The honest summary is this. The UK professional hiring market in 2026 is in managed decline, approaching a floor. The rate of contraction is decelerating. The sector divergence is the sharpest it has been in a decade. And AI is quietly restructuring how white-collar work gets done, separately from the cycle. Anyone trying to read this market through a single headline will read it wrong.
The macro picture
The ONS Labour Market Overview for the three months to January 2026 shows an unemployment rate of 5.2 per cent, up 0.8 points year-on-year and the highest since 2021. Vacancies sit around 726,000, down 9.2 per cent on the year and roughly 85,000 below pre-pandemic levels. Payrolled employees fell by 109,000 over the comparable period. London's regional unemployment rate is the highest in the country at 7.2 per cent, and youth unemployment has reached 13.7 per cent.
Against that, the forward indicators are more constructive than the backward ones. ManpowerGroup's Q2 survey put the UK Net Employment Outlook at +27 per cent, one of the sharpest quarterly uplifts in five years. CV-Library's Q1 data showed total advertised vacancies up 7.6 per cent year-on-year. REC's February tracker recorded 1.53 million active job postings, up 5 per cent on January.
The two things you can defend at once: the market is softer than it was a year ago, and it is harder than it was to get worse. That is what a floor looks like. It is not a recovery.
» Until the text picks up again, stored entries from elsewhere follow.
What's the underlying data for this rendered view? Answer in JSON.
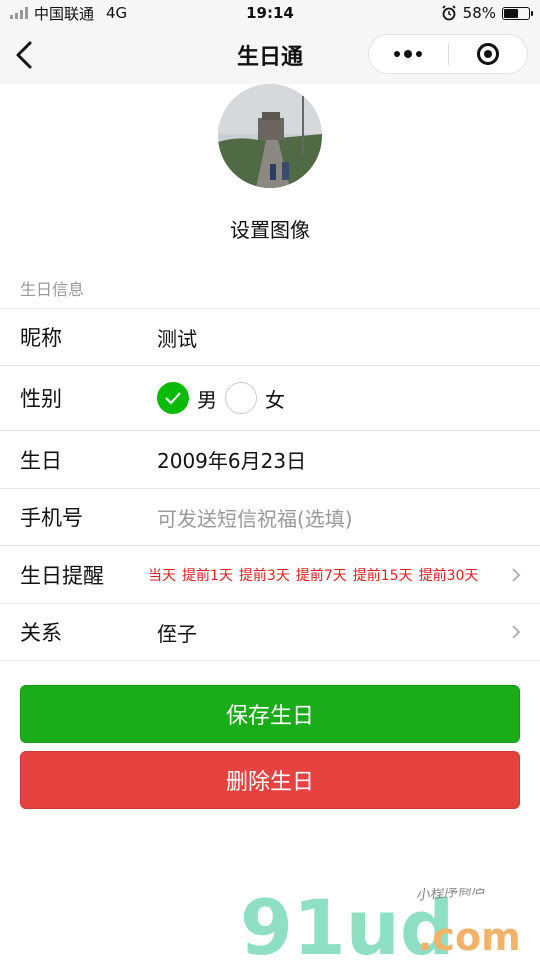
{
  "status_bar": {
    "carrier": "中国联通",
    "network": "4G",
    "time": "19:14",
    "battery_text": "58%",
    "battery_level": 0.58
  },
  "nav": {
    "title": "生日通"
  },
  "avatar": {
    "label": "设置图像"
  },
  "section": {
    "title": "生日信息"
  },
  "form": {
    "nickname": {
      "label": "昵称",
      "value": "测试"
    },
    "gender": {
      "label": "性别",
      "options": [
        "男",
        "女"
      ],
      "selected": "男"
    },
    "birthday": {
      "label": "生日",
      "value": "2009年6月23日"
    },
    "phone": {
      "label": "手机号",
      "placeholder": "可发送短信祝福(选填)"
    },
    "reminder": {
      "label": "生日提醒",
      "options": [
        "当天",
        "提前1天",
        "提前3天",
        "提前7天",
        "提前15天",
        "提前30天"
      ]
    },
    "relation": {
      "label": "关系",
      "value": "侄子"
    }
  },
  "buttons": {
    "save": "保存生日",
    "delete": "删除生日"
  },
  "watermark": {
    "brand": "91ud",
    "domain": ".com",
    "tagline": "小程序商店"
  },
  "colors": {
    "save": "#1aad19",
    "delete": "#e64340",
    "reminder": "#e02020",
    "radio_on": "#09bb07"
  }
}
Redundancy is the other side of hiring
This is the part that the hiring numbers obscure. 2025 was the worst year for redundancy warnings since the pandemic, with 315,605 jobs flagged for potential redundancy through HR1 filings. The first two months of 2026 alone saw 56,396 jobs put at risk. The February 2026 HR1 count (430 filings) was almost identical to February 2009 (433), the month before the Global Financial Crisis accelerated.
From April 2026, collective redundancy protective awards doubled to 180 days of uncapped pay per affected employee. That change materially raises the cost of large-scale restructuring. Employers who can defer will defer. Those who cannot are still acting.
The practical reading: if you are being made redundant in 2026, you are not an outlier. You are part of a cohort larger than the equivalent cohort a year ago. The labour market has enough slack to absorb you, but the pool of people looking is deeper than it was. Candidate availability in March 2026 expanded at its fastest pace of the year.
Jobs flagged for potential redundancy via HR1 filings. 2025 was 45% above 2021. Liquidation Centre projects the 2026 figure at 327k, a further 3.7% increase.
The map matters more than the narrative
The single most important fact about the 2026 market is that it is not one market. Headline unemployment averages across professions, functions, and sectors that are behaving almost oppositely.
Hiring with intent:
- Engineering. The only sector in the March REC survey recording firmer permanent demand. 127,163 active vacancies in February. Defence spending, energy transition, and infrastructure pipelines are the drivers.
- Construction. Alongside engineering, the sole bright spot for permanent hiring per the REC. Vacancies up 11 per cent year-on-year in Q1 2026.
- Information and technology. Postings up 12 per cent year-on-year in Q1. The Information sector Net Employment Outlook came in at +38 per cent for Q2.
- Specialist financial services. Accountancy and finance vacancies were up 26 per cent year-on-year in Q1. Finance and Insurance posted a +38 per cent Net Employment Outlook for Q2. Compliance, data, and AI governance roles are pulling the sector upward even while clerical and admin roles inside the same sector are down 16 per cent.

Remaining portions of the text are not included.